GK: Chris Thile is with us, a recent recipient of a MacArthur Fellowship, the so-called genius award, the award you cannot apply for, it is bestowed on you like in a fairy tale, buckets of money for five years to squander any way you want and there are no requirements at all.
Chris is the fourth person I've known who got the MacArthur Fellowship and for the other three it was the beginning of the end, they sank into chronic depression and drug dependency and now they're living in group homes and trying to learn rudimentary social skills and learn how to take public transportation and have service-sector jobs and get their lives back on track, so I certainly wish Chris the very best. You look older, I must say. Older and tired.
CT: I am feeling fantastic.
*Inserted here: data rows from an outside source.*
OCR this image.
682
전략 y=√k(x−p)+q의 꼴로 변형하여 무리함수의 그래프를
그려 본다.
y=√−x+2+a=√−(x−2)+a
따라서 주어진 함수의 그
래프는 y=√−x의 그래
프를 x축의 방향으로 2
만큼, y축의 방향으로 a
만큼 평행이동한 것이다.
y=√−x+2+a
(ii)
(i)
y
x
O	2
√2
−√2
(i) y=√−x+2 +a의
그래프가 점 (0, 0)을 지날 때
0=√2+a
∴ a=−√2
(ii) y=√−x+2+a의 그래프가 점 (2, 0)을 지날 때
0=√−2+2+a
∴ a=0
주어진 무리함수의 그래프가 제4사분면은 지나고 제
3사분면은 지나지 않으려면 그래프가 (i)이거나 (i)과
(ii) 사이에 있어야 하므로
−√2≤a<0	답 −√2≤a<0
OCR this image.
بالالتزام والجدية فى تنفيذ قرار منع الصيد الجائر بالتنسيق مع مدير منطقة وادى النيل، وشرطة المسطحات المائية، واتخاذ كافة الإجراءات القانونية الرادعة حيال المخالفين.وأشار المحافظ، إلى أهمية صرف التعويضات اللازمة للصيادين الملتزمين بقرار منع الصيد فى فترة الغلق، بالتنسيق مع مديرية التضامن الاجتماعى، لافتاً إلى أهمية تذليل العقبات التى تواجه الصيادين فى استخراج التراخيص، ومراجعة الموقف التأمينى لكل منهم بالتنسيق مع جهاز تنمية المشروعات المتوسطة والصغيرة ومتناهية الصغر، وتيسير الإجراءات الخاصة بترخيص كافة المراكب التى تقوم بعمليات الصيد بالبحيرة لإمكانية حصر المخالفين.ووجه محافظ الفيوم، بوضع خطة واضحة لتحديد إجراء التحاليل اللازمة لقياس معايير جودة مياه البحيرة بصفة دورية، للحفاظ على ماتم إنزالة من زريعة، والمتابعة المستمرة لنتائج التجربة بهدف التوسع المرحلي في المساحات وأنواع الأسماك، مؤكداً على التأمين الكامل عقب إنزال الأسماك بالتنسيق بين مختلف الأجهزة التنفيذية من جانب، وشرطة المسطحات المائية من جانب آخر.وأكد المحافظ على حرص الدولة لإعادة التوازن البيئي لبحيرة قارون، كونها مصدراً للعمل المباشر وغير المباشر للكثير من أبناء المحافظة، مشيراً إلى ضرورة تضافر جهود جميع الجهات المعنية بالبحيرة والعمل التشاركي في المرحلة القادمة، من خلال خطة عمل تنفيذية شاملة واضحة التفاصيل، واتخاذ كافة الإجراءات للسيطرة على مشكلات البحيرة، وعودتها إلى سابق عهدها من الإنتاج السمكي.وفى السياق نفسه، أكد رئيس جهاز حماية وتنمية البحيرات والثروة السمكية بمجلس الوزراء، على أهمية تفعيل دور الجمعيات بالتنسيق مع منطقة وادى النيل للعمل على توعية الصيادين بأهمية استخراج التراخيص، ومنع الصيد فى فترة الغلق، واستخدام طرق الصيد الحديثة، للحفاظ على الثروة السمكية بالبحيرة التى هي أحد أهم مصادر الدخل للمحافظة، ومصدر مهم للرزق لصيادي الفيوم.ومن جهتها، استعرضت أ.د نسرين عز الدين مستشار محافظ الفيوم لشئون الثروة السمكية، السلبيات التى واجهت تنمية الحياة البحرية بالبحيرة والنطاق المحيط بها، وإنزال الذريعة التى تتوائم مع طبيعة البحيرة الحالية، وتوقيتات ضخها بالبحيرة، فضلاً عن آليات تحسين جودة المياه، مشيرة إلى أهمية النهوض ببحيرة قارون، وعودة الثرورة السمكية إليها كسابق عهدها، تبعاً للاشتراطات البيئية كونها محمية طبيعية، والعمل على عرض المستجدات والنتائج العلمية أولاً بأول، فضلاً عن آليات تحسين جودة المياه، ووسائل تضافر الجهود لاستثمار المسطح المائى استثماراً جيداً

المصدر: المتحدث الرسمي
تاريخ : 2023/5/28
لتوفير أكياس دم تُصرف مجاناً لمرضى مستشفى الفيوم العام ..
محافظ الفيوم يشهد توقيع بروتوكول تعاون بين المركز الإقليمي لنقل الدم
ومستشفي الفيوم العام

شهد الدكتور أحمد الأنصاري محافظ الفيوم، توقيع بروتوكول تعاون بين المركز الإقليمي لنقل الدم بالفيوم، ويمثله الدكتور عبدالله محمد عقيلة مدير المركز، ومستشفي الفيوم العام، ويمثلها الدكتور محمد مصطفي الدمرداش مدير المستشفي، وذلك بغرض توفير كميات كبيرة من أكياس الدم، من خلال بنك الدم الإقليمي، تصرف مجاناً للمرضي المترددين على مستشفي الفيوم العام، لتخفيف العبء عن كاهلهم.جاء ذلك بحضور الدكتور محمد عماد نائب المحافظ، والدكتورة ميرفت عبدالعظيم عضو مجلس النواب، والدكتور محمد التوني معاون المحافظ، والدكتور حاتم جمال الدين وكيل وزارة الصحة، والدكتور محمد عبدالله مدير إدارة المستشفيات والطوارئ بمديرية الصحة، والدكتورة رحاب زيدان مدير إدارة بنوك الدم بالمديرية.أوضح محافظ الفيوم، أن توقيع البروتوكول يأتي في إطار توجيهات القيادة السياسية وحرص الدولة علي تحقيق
I've never felt better. Since I won the genius award, I learned Mandarin Chinese in two weeks. I'm golfing in the low 70s. I'm able to do the Saturday New York Times crossword in about 20 minutes. And ----- would you mind if I talked about sexual potency?
GK: You look drawn somehow, sallow, your color isn't good, you have some sort of a tremor.....
CT: You know, I was playing Bach's Mass in B Minor on the mandolin the other day and it suddenly occurred to me what Einstein meant about mass and energy being two forms of the same thing and I came up with a grand unified theory of the mandolin ---- it's a string theory ---- can I tell you about it? It only takes about fifteen minutes.
GK: You look tired. Take care of yourself, Chris. We're worried about you. Welcome to the show.